Delhi University Stadium
- Interactive map of Delhi University Stadium
- Full name: University of Delhi Stadium
- Location: North Campus, Delhi University, India
- Owner: Delhi University
- Operator: Delhi University
- Capacity: 2,500 permanent seats 7,500 temporary
- Executive suites: 0
- Surface: Bermuda Princess 77 Grass – 120 m x 70 m
- Scoreboard: Rs, 12.87 crore

Construction
- Groundbreaking: 2008
- Built: 2010
- Opened: 15 July 2010

Tenant
- 2010 Commonwealth Games

= Delhi University Stadium =

Rugby stadium in Delhi University, India

The Delhi University Stadium is a Rugby sevens stadium, situated within the North Campus of Delhi University. Spread over 10000 sqm, the stadium has a seating capacity of 2,500 permanent and 7,500 temporary seats. The construction work began in 2008 and it was inaugurated in July 2010, ahead of the 2010 Commonwealth Games, and also includes training area for Netball, Boxing, Women's Wrestling and Athletics. It hosts office of Delhi University Sports Council. It also houses other institutions of Delhi University like Cluster Innovation Centre, Delhi School of Journalism.

== History ==

After the games the stadium was handed over to the university by Commonwealth Games (CWG) Organising Committee, thereafter in 2011, the university initiated an extensive upgrade plan, to create a multi-purpose arena with both outdoor and indoor facilities, after its completion the university students could access its facilities in late 2011.
The university made an extensive upgrade plan to create a multi-purpose arena with both outdoor and indoor facilities and has training area for netball, boxing, women's wrestling and athletics but in 2014, the university decided to offer infrastructural facilities for rent to generate resources because of high maintenance.
In 2011, Cluster Innovation Centre was founded and hosted here. Since then, first, second and third floor of the building is taken up by Cluster Innovation Centre. In 2017, Delhi University started Delhi School of Journalism which takes up the ground floor and basement of the University Stadium Building.

==Overview==

| Features |
|---|
| Orientation – North South |
| Insulated roofing system |
| Rainwater harvesting |
| Sewerage treatment plant |
| Providing Variable refrigerant flow (VRF) system for grand stand building (HVAC system) |
| Use of ozone system (at main venue and Netball training venue's HVAC system) to have bacteria and microbes free environment thus reducing the net tonnage of air conditioning required |
| Landscaping with plantation of trees having good dust, noise and gaseous pollutant absorbing quality |
| Use of silent type DG sets using low sulphur diesel oil |
| Use of dry type transformers |
| Use of structural glazing/glass for natural light |
| Hi-tech Irrigation system for field of play having facility of collecting the water which passes through the root zone of the grass, for re-use after treatment |
| Use of recycled water for HVAC, horticulture and flushing |
| Glazing with double low E-glass |

==2010 Commonwealth Games==
Inaugurated on 15 July 2010, Delhi University Stadium hosted Rugby Sevens for the 2010 Commonwealth Games. The stadium, spread over an area of 10,000 metres, also served as the training venue for netball, boxing, women's wrestling and athletics during the Games.
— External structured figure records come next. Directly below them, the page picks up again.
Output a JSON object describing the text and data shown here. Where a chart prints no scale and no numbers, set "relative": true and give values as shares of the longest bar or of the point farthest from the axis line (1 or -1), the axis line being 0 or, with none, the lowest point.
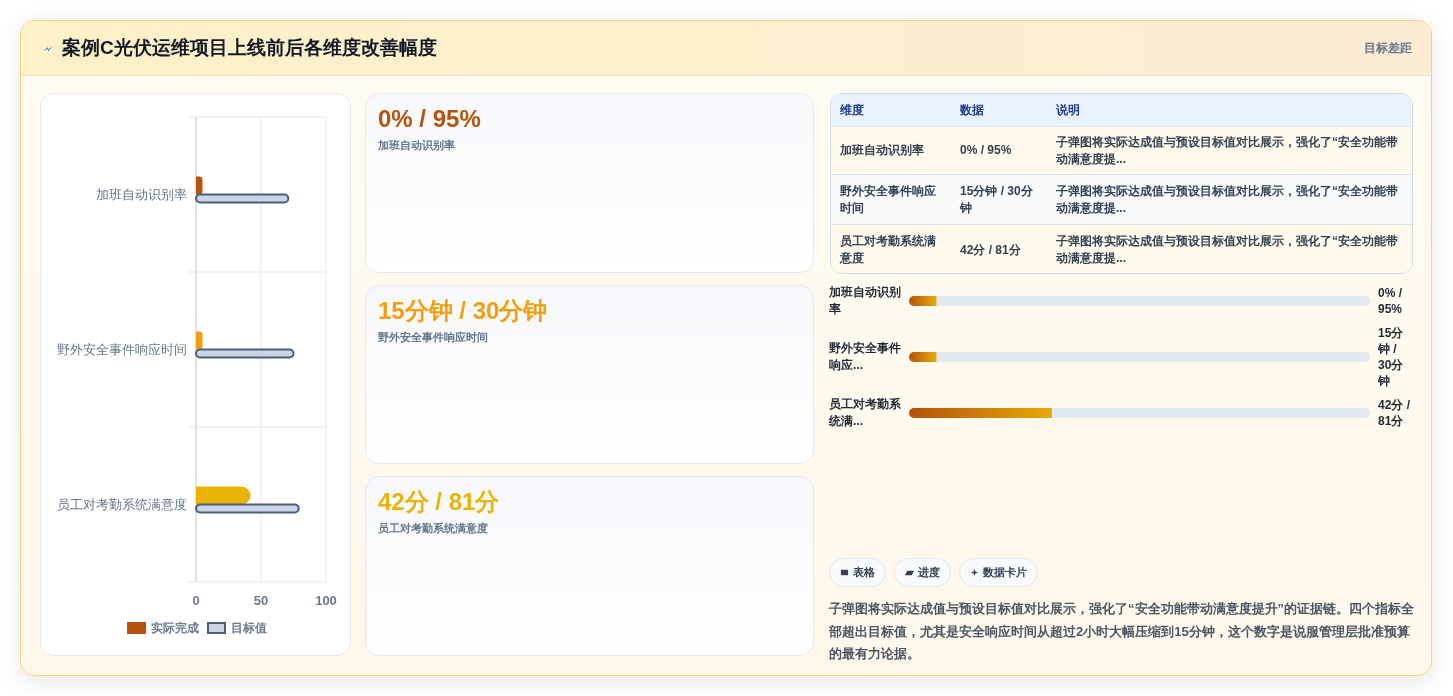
{
  "chart_data": [
    {
      "type": "other",
      "title": "案例C光伏运维项目上线前后各维度改善幅度",
      "annotations": [
        "目标差距"
      ]
    },
    {
      "type": "bar",
      "orientation": "horizontal",
      "categories": [
        "加班自动识别率",
        "野外安全事件响应时间",
        "员工对考勤系统满意度"
      ],
      "series": [
        {
          "name": "实际完成",
          "color": "#b45309",
          "colors": [
            "#b45309",
            "#f59e0b",
            "#eab308"
          ],
          "values": [
            5,
            5,
            42
          ]
        },
        {
          "name": "目标值",
          "color": "#c9d5e4",
          "values": [
            71,
            75,
            79
          ]
        }
      ],
      "xlim": [
        0,
        100
      ],
      "xticks": [
        0,
        50,
        100
      ],
      "grid": true,
      "legend": "bottom"
    },
    {
      "type": "other",
      "annotations": [
        "0% / 95%",
        "加班自动识别率",
        "15分钟 / 30分钟",
        "野外安全事件响应时间",
        "42分 / 81分",
        "员工对考勤系统满意度"
      ],
      "colors": [
        "#b45309",
        "#f59e0b",
        "#eab308"
      ]
    },
    {
      "type": "other",
      "annotations": [
        "维度",
        "数据",
        "说明",
        "加班自动识别率",
        "0% / 95%",
        "子弹图将实际达成值与预设目标值对比展示，强化了“安全功能带动满意度提...",
        "野外安全事件响应时间",
        "15分钟 / 30分钟",
        "子弹图将实际达成值与预设目标值对比展示，强化了“安全功能带动满意度提...",
        "员工对考勤系统满意度",
        "42分 / 81分",
        "子弹图将实际达成值与预设目标值对比展示，强化了“安全功能带动满意度提..."
      ]
    },
    {
      "type": "bar",
      "orientation": "horizontal",
      "stacked": true,
      "relative": true,
      "categories": [
        "加班自动识别率",
        "野外安全事件响应...",
        "员工对考勤系统满..."
      ],
      "series": [
        {
          "color": "#b45309",
          "values": [
            0.06,
            0.06,
            0.31
          ]
        },
        {
          "color": "#e2e8f0",
          "values": [
            0.94,
            0.94,
            0.69
          ]
        }
      ],
      "annotations": [
        "0% / 95%",
        "15分钟 / 30分钟",
        "42分 / 81分"
      ]
    },
    {
      "type": "other",
      "annotations": [
        "表格",
        "进度",
        "数据卡片",
        "子弹图将实际达成值与预设目标值对比展示，强化了“安全功能带动满意度提升”的证据链。四个指标全部超出目标值，尤其是安全响应时间从超过2小时大幅压缩到15分钟，这个数字是说服管理层批准预算的最有力论据。"
      ]
    }
  ]
}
| Capacity | 2,500 permanent seats 7,500 temporary |
| Competition Arena | Bermuda Princess 77 Grass – 120 m x 70 m |

The stadium has features like auto-sprinkling technology, underground drainage system, ozone system for air-freshening, a low power consuming air-conditioning system and natural grass.

==Transport==
The stadium is accessible via the Vishwavidyalaya metro station on the Delhi Metro's Yellow Line.